The port, the easiest of the two procedures, was done with expected precision.

The Aftermath
I guess my body didn’t really enjoy the changes. The port was bruised but fine. The J-Tube site was sore, but functional. My body, however, did not like what had happened. My intestines shut down. This happens with general anesthesia. It has never happened to me this badly. It shut down for 4+ days and I could not eat or take tube feedings without it stacking up, distending my belly, and causing me great pain.

I could barely urinate, but did avoid the catheter. I could not defecate. No matter what.

It was here that my self deprecating humor was to call for all those who had said about me that I was “full of crap,” or some version of that, would have the opportunity to take a victory lap.

It’s just not that funny to me anymore. Things have started moving and we are trying a different tube feeding as I write this. I’m praying for things to take this time. The waiting in a hospital bed is excruciating.

Here’s the kicker: All of this has pushed back the chemo. Again.

The good news is that the Surgeon and the Oncologist have talked several times and are in agreement on a plan wherein I am transferred to the oncology floor and receive my chemo there. Once everything else is done, I can be discharged and go home from there.

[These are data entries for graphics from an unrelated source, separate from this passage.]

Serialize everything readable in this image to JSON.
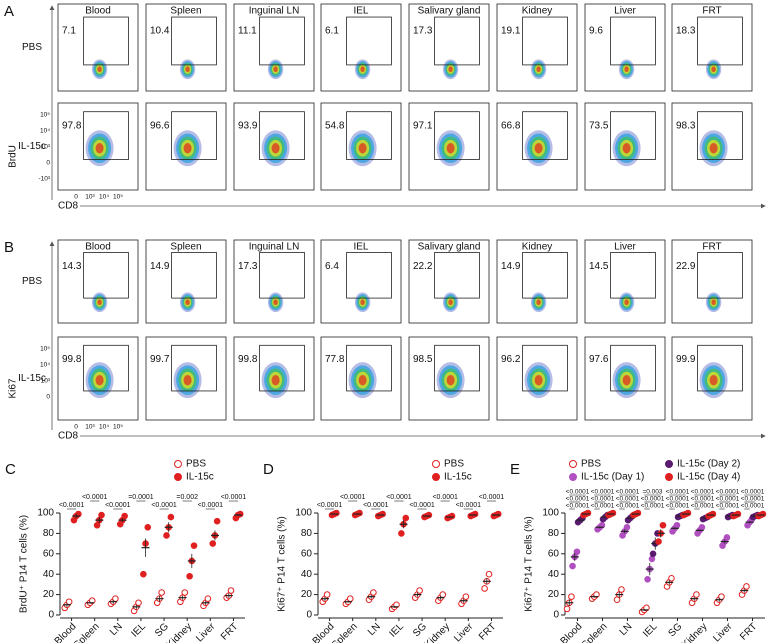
{
  "flow_panels": [
    {
      "label": "A",
      "columns": [
        "Blood",
        "Spleen",
        "Inguinal LN",
        "IEL",
        "Salivary gland",
        "Kidney",
        "Liver",
        "FRT"
      ],
      "rows": [
        "PBS",
        "IL-15c"
      ],
      "y_axis": "BrdU",
      "x_axis": "CD8",
      "gates": [
        [
          7.1,
          10.4,
          11.1,
          6.1,
          17.3,
          19.1,
          9.6,
          18.3
        ],
        [
          97.8,
          96.6,
          93.9,
          54.8,
          97.1,
          66.8,
          73.5,
          98.3
        ]
      ],
      "y_tick_labels": [
        "10⁵",
        "10⁴",
        "10³",
        "0",
        "-10³"
      ],
      "x_tick_labels": [
        "0",
        "10³",
        "10⁴",
        "10⁵"
      ]
    },
    {
      "label": "B",
      "columns": [
        "Blood",
        "Spleen",
        "Inguinal LN",
        "IEL",
        "Salivary gland",
        "Kidney",
        "Liver",
        "FRT"
      ],
      "rows": [
        "PBS",
        "IL-15c"
      ],
      "y_axis": "Ki67",
      "x_axis": "CD8",
      "gates": [
        [
          14.3,
          14.9,
          17.3,
          6.4,
          22.2,
          14.9,
          14.5,
          22.9
        ],
        [
          99.8,
          99.7,
          99.8,
          77.8,
          98.5,
          96.2,
          97.6,
          99.9
        ]
      ],
      "y_tick_labels": [
        "10⁵",
        "10⁴",
        "10³",
        "0"
      ],
      "x_tick_labels": [
        "0",
        "10³",
        "10⁴",
        "10⁵"
      ]
    }
  ],
  "chart_data": [
    {
      "label": "C",
      "type": "dot",
      "ylabel": "BrdU⁺ P14 T cells (%)",
      "categories": [
        "Blood",
        "Spleen",
        "LN",
        "IEL",
        "SG",
        "Kidney",
        "Liver",
        "FRT"
      ],
      "ylim": [
        0,
        100
      ],
      "yticks": [
        0,
        20,
        40,
        60,
        80,
        100
      ],
      "series": [
        {
          "name": "PBS",
          "color": "#e02020",
          "filled": false,
          "values": [
            10,
            12,
            13,
            8,
            16,
            17,
            12,
            19
          ],
          "errors": [
            2,
            1,
            2,
            2,
            3,
            2,
            2,
            2
          ],
          "points": [
            [
              7,
              10,
              13
            ],
            [
              10,
              12,
              14
            ],
            [
              11,
              13,
              16
            ],
            [
              4,
              8,
              12
            ],
            [
              12,
              16,
              22
            ],
            [
              13,
              17,
              22
            ],
            [
              9,
              12,
              16
            ],
            [
              17,
              19,
              24
            ]
          ]
        },
        {
          "name": "IL-15c",
          "color": "#e02020",
          "filled": true,
          "values": [
            97,
            93,
            93,
            66,
            86,
            53,
            78,
            98
          ],
          "errors": [
            2,
            3,
            2,
            9,
            5,
            7,
            5,
            1
          ],
          "points": [
            [
              93,
              97,
              99
            ],
            [
              88,
              93,
              98
            ],
            [
              89,
              93,
              97
            ],
            [
              40,
              70,
              86
            ],
            [
              78,
              86,
              96
            ],
            [
              38,
              53,
              68
            ],
            [
              70,
              78,
              92
            ],
            [
              95,
              98,
              99
            ]
          ]
        }
      ],
      "p_values": [
        "<0.0001",
        "<0.0001",
        "<0.0001",
        "=0.0001",
        "<0.0001",
        "=0.002",
        "<0.0001",
        "<0.0001"
      ]
    },
    {
      "label": "D",
      "type": "dot",
      "ylabel": "Ki67⁺ P14 T cells (%)",
      "categories": [
        "Blood",
        "Spleen",
        "LN",
        "IEL",
        "SG",
        "Kidney",
        "Liver",
        "FRT"
      ],
      "ylim": [
        0,
        100
      ],
      "yticks": [
        0,
        20,
        40,
        60,
        80,
        100
      ],
      "series": [
        {
          "name": "PBS",
          "color": "#e02020",
          "filled": false,
          "values": [
            16,
            13,
            18,
            8,
            20,
            17,
            14,
            33
          ],
          "errors": [
            2,
            1,
            2,
            1,
            2,
            2,
            2,
            3
          ],
          "points": [
            [
              13,
              16,
              20
            ],
            [
              11,
              13,
              16
            ],
            [
              15,
              18,
              22
            ],
            [
              6,
              8,
              10
            ],
            [
              17,
              20,
              24
            ],
            [
              14,
              17,
              20
            ],
            [
              11,
              14,
              18
            ],
            [
              26,
              33,
              40
            ]
          ]
        },
        {
          "name": "IL-15c",
          "color": "#e02020",
          "filled": true,
          "values": [
            99,
            99,
            98,
            89,
            97,
            96,
            98,
            98
          ],
          "errors": [
            0.5,
            0.5,
            0.5,
            4,
            0.5,
            0.5,
            0.5,
            0.5
          ],
          "points": [
            [
              98,
              99,
              100
            ],
            [
              98,
              99,
              100
            ],
            [
              97,
              98,
              99
            ],
            [
              80,
              89,
              95
            ],
            [
              96,
              97,
              98
            ],
            [
              95,
              96,
              97
            ],
            [
              97,
              98,
              99
            ],
            [
              97,
              98,
              99
            ]
          ]
        }
      ],
      "p_values": [
        "<0.0001",
        "<0.0001",
        "<0.0001",
        "<0.0001",
        "<0.0001",
        "<0.0001",
        "<0.0001",
        "<0.0001"
      ]
    },
    {
      "label": "E",
      "type": "dot",
      "ylabel": "Ki67⁺ P14 T cells (%)",
      "categories": [
        "Blood",
        "Spleen",
        "LN",
        "IEL",
        "SG",
        "Kidney",
        "Liver",
        "FRT"
      ],
      "ylim": [
        0,
        100
      ],
      "yticks": [
        0,
        20,
        40,
        60,
        80,
        100
      ],
      "series": [
        {
          "name": "PBS",
          "color": "#e02020",
          "filled": false,
          "values": [
            12,
            18,
            20,
            5,
            32,
            16,
            15,
            24
          ],
          "errors": [
            3,
            1,
            3,
            1,
            2,
            2,
            2,
            2
          ],
          "points": [
            [
              6,
              12,
              18
            ],
            [
              16,
              18,
              20
            ],
            [
              15,
              20,
              25
            ],
            [
              3,
              5,
              7
            ],
            [
              28,
              32,
              36
            ],
            [
              12,
              16,
              20
            ],
            [
              12,
              15,
              18
            ],
            [
              20,
              24,
              28
            ]
          ]
        },
        {
          "name": "IL-15c (Day 1)",
          "color": "#b050c0",
          "filled": true,
          "values": [
            57,
            86,
            82,
            45,
            85,
            83,
            72,
            91
          ],
          "errors": [
            4,
            1,
            2,
            6,
            1,
            1,
            2,
            1
          ],
          "points": [
            [
              48,
              57,
              62
            ],
            [
              84,
              86,
              88
            ],
            [
              78,
              82,
              86
            ],
            [
              35,
              45,
              55
            ],
            [
              82,
              85,
              88
            ],
            [
              80,
              83,
              86
            ],
            [
              68,
              72,
              76
            ],
            [
              88,
              91,
              94
            ]
          ]
        },
        {
          "name": "IL-15c (Day 2)",
          "color": "#5a1a70",
          "filled": true,
          "values": [
            93,
            96,
            95,
            70,
            97,
            95,
            97,
            97
          ],
          "errors": [
            1,
            1,
            1,
            6,
            1,
            1,
            1,
            1
          ],
          "points": [
            [
              91,
              93,
              95
            ],
            [
              94,
              96,
              98
            ],
            [
              93,
              95,
              97
            ],
            [
              60,
              70,
              80
            ],
            [
              96,
              97,
              98
            ],
            [
              94,
              95,
              96
            ],
            [
              96,
              97,
              98
            ],
            [
              96,
              97,
              98
            ]
          ]
        },
        {
          "name": "IL-15c (Day 4)",
          "color": "#e02020",
          "filled": true,
          "values": [
            99,
            99,
            99,
            80,
            99,
            98,
            98,
            98
          ],
          "errors": [
            0.5,
            0.5,
            0.5,
            4,
            0.5,
            0.5,
            0.5,
            0.5
          ],
          "points": [
            [
              98,
              99,
              100
            ],
            [
              98,
              99,
              100
            ],
            [
              98,
              99,
              100
            ],
            [
              72,
              80,
              88
            ],
            [
              98,
              99,
              100
            ],
            [
              97,
              98,
              99
            ],
            [
              97,
              98,
              99
            ],
            [
              97,
              98,
              99
            ]
          ]
        }
      ],
      "p_values": [
        [
          "<0.0001",
          "<0.0001",
          "<0.0001"
        ],
        [
          "<0.0001",
          "<0.0001",
          "<0.0001"
        ],
        [
          "<0.0001",
          "<0.0001",
          "<0.0001"
        ],
        [
          "<0.0001",
          "<0.0001",
          "=0.003"
        ],
        [
          "<0.0001",
          "<0.0001",
          "<0.0001"
        ],
        [
          "<0.0001",
          "<0.0001",
          "<0.0001"
        ],
        [
          "<0.0001",
          "<0.0001",
          "<0.0001"
        ],
        [
          "<0.0001",
          "<0.0001",
          "<0.0001"
        ]
      ]
    }
  ]
}
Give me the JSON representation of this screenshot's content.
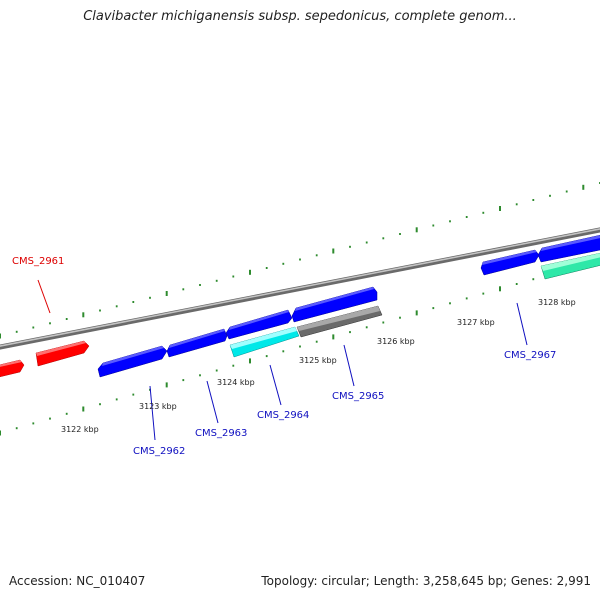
{
  "header": {
    "title": "Clavibacter michiganensis subsp. sepedonicus, complete genom..."
  },
  "footer": {
    "accession": "Accession: NC_010407",
    "summary": "Topology: circular; Length: 3,258,645 bp; Genes: 2,991"
  },
  "colors": {
    "gene_red": "#ff0000",
    "gene_blue": "#0000ff",
    "gene_cyan": "#00ffff",
    "gene_gray": "#707070",
    "gene_green": "#2ee8a8",
    "tick_green": "#2e8b2e",
    "backbone": "#909090",
    "label_red": "#dd0000",
    "label_blue": "#1010c0"
  },
  "scale_labels": [
    "3122 kbp",
    "3123 kbp",
    "3124 kbp",
    "3125 kbp",
    "3126 kbp",
    "3127 kbp",
    "3128 kbp"
  ],
  "genes": [
    {
      "id": "CMS_2961",
      "color": "gene_red",
      "label": "CMS_2961"
    },
    {
      "id": "CMS_2962",
      "color": "gene_blue",
      "label": "CMS_2962"
    },
    {
      "id": "CMS_2963",
      "color": "gene_blue",
      "label": "CMS_2963"
    },
    {
      "id": "CMS_2964",
      "color": "gene_cyan",
      "label": "CMS_2964"
    },
    {
      "id": "CMS_2965",
      "color": "gene_gray",
      "label": "CMS_2965"
    },
    {
      "id": "CMS_2967",
      "color": "gene_green",
      "label": "CMS_2967"
    }
  ]
}
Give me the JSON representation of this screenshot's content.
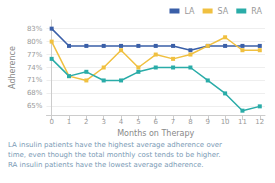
{
  "chart_data": {
    "type": "line",
    "x": [
      0,
      1,
      2,
      3,
      4,
      5,
      6,
      7,
      8,
      9,
      10,
      11,
      12
    ],
    "series": [
      {
        "name": "LA",
        "color": "#3A5FA8",
        "values": [
          83,
          79,
          79,
          79,
          79,
          79,
          79,
          79,
          78,
          79,
          79,
          79,
          79
        ]
      },
      {
        "name": "SA",
        "color": "#F0C040",
        "values": [
          80,
          72,
          71,
          74,
          78,
          74,
          77,
          76,
          77,
          79,
          81,
          78,
          78
        ]
      },
      {
        "name": "RA",
        "color": "#2AACA8",
        "values": [
          76,
          72,
          73,
          71,
          71,
          73,
          74,
          74,
          74,
          71,
          68,
          64,
          65
        ]
      }
    ],
    "xlabel": "Months on Therapy",
    "ylabel": "Adherence",
    "xlim": [
      -0.3,
      12.3
    ],
    "xticks": [
      0,
      1,
      2,
      3,
      4,
      5,
      6,
      7,
      8,
      9,
      10,
      11,
      12
    ],
    "ylim": [
      63,
      85
    ],
    "yticks": [
      {
        "value": 65,
        "label": "65%"
      },
      {
        "value": 68,
        "label": "68%"
      },
      {
        "value": 71,
        "label": "71%"
      },
      {
        "value": 74,
        "label": "74%"
      },
      {
        "value": 77,
        "label": "77%"
      },
      {
        "value": 80,
        "label": "80%"
      },
      {
        "value": 83,
        "label": "83%"
      }
    ],
    "grid": true,
    "legend": "upper right",
    "marker": "square",
    "annotations": [
      "LA insulin patients have the highest average adherence over",
      "time, even though the total monthly cost tends to be higher.",
      "RA insulin patients have the lowest average adherence."
    ]
  }
}
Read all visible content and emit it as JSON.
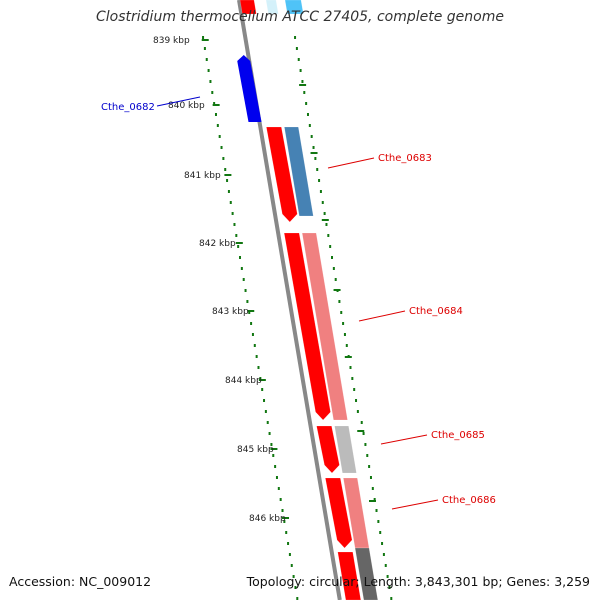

It’s 9:10 pm on Tuesday night and I’m waiting on the Oncologist to come by and discuss this with us.

How you can pray:

    • Pray that my body heals quickly.
    • Pray that my digestive system accepts the tube feedings and functions as needed.
    • Pray that my cancer will continue to be impeded from crossing any more boundaries in my body.
    • Pray that God will give me strength, rest, and health.
    • Pray that I can go home soon to rest.
    • Pray for miraculous healing.
    • Pray for my family to be strengthened and can help support all the things we need to do together.
    • Pray for God to do what God can do, and to do it in me.

Thank you in advance for your prayers. I am praying for you as I write this.